Healthcare watchdog Monitor is already investigating two CCGs - Blackpool and Fylde and Wyre - over allegations by Spire Healthcare that they breached competition rules by directing patients away from the local private hospital, an accusation denied by the CCGs.
However, according to Janet Roberts, director of the procurement advisory service Tendering for Care, there are at least a dozen more providers considering a challenge to Monitor, or even going straight to the courts.
She told Pulse: ‘We are talking about a dozen providers actively looking at challenges. Most of it is to do with [CCGs advising providers to form] consortia, a process which can be uncompetitive.’ By consortia, she added, this referred to ‘encouraging providers to work together in particular ways that are not competitive’.

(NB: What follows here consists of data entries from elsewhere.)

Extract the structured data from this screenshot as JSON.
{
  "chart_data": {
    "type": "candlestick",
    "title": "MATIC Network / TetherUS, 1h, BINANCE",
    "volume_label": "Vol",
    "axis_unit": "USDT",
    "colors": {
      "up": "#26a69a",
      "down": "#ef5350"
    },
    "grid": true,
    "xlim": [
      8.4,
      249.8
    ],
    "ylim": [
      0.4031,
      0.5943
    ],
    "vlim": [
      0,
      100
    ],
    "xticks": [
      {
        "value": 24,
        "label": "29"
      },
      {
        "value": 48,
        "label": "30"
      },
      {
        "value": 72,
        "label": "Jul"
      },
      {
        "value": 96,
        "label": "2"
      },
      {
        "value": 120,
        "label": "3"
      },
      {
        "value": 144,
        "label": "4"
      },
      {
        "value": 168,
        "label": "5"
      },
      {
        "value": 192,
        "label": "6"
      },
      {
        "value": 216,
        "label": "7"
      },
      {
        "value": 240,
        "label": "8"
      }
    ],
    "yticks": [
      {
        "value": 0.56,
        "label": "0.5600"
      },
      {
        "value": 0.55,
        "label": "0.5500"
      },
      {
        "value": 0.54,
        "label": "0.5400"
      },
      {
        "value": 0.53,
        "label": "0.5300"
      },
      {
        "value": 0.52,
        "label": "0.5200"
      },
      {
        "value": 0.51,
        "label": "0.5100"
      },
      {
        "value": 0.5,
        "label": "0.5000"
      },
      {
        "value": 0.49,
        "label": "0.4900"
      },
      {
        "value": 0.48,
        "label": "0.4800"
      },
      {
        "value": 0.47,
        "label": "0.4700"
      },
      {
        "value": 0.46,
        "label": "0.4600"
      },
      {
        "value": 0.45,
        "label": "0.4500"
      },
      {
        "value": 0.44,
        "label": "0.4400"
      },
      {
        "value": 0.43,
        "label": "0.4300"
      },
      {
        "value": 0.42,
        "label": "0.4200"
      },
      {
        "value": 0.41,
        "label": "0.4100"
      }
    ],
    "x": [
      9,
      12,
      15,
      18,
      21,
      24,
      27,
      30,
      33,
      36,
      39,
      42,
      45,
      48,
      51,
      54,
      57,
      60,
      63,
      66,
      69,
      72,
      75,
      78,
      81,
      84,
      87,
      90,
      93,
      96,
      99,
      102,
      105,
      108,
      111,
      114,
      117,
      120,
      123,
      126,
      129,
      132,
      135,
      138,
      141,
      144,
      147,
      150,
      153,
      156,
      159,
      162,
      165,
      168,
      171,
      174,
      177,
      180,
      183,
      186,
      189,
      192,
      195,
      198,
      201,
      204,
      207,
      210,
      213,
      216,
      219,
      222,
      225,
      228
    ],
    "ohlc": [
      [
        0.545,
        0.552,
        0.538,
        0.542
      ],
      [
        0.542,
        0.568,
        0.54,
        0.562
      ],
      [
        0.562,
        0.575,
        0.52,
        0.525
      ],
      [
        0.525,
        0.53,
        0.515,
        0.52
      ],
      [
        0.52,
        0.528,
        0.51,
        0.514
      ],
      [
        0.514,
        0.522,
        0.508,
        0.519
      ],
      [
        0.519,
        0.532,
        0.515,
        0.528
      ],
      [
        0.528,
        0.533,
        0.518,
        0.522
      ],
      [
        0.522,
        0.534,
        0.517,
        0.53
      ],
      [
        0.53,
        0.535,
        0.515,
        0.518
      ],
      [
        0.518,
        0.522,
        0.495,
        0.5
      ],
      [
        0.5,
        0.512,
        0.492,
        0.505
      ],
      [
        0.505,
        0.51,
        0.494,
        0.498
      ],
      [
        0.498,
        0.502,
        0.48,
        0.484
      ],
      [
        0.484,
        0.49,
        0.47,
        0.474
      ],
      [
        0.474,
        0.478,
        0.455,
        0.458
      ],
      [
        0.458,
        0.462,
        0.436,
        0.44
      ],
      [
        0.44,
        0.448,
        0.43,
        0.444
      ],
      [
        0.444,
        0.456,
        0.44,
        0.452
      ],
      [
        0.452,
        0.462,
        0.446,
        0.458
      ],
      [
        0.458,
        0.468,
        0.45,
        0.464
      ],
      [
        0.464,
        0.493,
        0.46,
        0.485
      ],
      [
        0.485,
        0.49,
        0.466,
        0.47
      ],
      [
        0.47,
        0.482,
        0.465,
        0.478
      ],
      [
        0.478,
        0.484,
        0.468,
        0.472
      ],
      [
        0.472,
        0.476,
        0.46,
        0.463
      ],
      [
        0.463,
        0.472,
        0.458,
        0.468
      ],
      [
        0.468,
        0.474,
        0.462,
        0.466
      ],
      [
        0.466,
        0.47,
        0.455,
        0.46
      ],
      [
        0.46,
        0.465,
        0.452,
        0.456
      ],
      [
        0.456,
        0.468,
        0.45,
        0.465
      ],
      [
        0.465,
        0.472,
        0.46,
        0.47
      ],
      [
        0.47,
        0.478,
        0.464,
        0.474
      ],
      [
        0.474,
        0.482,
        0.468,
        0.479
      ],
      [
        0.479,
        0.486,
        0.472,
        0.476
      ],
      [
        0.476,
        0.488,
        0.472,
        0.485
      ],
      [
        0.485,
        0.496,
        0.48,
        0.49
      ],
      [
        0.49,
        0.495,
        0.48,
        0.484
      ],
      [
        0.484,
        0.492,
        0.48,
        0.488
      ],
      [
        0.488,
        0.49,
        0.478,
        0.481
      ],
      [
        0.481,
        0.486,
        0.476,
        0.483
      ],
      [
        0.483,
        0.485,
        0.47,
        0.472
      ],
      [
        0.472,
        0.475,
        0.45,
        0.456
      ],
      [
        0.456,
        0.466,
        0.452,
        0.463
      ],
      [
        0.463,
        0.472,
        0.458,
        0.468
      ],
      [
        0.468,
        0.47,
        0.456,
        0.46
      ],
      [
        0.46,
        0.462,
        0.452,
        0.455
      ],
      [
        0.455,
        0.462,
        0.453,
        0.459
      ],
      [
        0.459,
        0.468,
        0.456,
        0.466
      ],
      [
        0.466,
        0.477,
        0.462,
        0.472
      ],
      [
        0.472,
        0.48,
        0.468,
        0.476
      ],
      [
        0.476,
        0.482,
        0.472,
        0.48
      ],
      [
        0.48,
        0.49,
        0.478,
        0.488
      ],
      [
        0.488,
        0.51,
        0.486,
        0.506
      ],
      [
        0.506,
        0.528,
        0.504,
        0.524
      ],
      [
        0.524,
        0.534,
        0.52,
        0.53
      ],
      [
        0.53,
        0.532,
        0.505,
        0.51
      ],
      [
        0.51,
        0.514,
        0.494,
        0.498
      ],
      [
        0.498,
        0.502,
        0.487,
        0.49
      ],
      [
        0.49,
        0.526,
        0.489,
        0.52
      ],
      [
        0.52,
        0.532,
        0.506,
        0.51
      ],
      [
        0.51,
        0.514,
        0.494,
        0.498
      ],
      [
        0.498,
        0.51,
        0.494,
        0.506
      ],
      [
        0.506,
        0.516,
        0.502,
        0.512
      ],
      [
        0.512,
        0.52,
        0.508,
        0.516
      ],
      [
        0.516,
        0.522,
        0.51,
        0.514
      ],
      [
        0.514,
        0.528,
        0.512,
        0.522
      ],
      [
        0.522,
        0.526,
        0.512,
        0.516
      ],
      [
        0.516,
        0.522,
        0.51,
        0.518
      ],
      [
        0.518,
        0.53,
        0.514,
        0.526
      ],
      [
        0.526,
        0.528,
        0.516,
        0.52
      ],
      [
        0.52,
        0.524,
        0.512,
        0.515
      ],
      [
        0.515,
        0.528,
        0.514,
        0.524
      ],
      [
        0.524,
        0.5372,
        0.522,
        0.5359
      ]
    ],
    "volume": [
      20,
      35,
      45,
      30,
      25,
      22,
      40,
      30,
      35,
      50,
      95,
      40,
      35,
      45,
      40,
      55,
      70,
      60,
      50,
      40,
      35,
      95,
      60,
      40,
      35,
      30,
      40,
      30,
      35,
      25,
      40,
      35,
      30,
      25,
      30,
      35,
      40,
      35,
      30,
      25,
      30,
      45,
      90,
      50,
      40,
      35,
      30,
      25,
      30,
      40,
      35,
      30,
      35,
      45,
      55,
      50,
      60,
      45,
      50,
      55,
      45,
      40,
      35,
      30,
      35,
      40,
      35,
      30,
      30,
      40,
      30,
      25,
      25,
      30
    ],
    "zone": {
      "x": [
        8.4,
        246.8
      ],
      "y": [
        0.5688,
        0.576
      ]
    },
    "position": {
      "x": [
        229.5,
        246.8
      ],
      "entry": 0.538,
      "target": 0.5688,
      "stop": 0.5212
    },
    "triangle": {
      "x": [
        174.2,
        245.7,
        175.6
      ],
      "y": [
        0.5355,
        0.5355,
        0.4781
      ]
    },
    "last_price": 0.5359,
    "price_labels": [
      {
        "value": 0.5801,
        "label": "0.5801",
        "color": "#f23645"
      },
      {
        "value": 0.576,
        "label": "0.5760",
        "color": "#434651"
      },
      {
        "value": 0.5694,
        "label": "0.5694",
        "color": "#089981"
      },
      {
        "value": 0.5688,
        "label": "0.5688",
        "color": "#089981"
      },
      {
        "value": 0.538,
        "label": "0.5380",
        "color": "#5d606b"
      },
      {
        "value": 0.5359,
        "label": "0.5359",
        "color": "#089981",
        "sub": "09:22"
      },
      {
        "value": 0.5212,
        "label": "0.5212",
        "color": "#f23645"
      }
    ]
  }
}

CCGs had little knowledge of competition law, she added: ‘My fear is that the interactions I have had with CCGs thus far shows a complete lack of consideration being given to procurement regulations, and lack of knowledge of competition law – it is not on their radar this could happen. Somehow or other, unless it does get on their radar, it could be the next big scandal.’
There are provisions for promoting integration in the Health and Social Care Act, which was meant to protect any CCGs against challenges based on competition law.
However Mrs Roberts said that this might not be enough protection, as European competition regulations – which Section 75 is derived from – say that ‘nothing shall be done which in any way prevents, hinders or distorts competition’ and all tendering processes ‘must be handled transparently, fairly and with equal treatment’.
Ultimately it will be up to the courts to decide whether the HSCA protection is enough for CCGs wanting to promote co-operation and this is likely to happen when more CCGs begin tendering services, she added.
‘So far, we have not had a massive block of tenders. When that gets going, you already have people out there saying “we have got to watch this”.’
Dr David Jenner, PMS lead at NHS Alliance, said that this was a big issue for CCGs. He said: ‘This is an issue all around the country. There is the national political ambiguity between competition and markets and the integration agenda. All CCGs are facing these challenges around any procurement exercise, but whether they materialise is another matter.’
‘My personal view is that people are only now realising what the HSCA actually means. I think even national politicians are now seeing what a beast it is.’ He cited the ‘classic example’ of Lewisham Hospital, where health secretary Jeremy Hunt was prevented from closing the local A&E department by the High Court, a decision recently upheld by the appeals court.
Dr Nigel Watson, chair of the GPC’s commissioning subcommittee, said: ‘I know of several companies talking about challenging CCG decisions and also taking legal action. We often hear of this and sometimes it is just bluster. If a patient has a stroke then you need services like an ambulance, diagnostics, primary care services and physio – and we need these to be joined up. Private companies are there to make profit, and I don’t have much sympathy if they are saying they cannot work as part of an integrated service for patients.’
The NHS Partners Network, which represents private providers, said that it knows of at least two organisation who have been seeking advice on possible challenges to CCG tendering decisions. The Network’s spokesperson could not provide details, however.
Monitor was unable to confirm how many challenges to CCG decisions it has received in time for publication.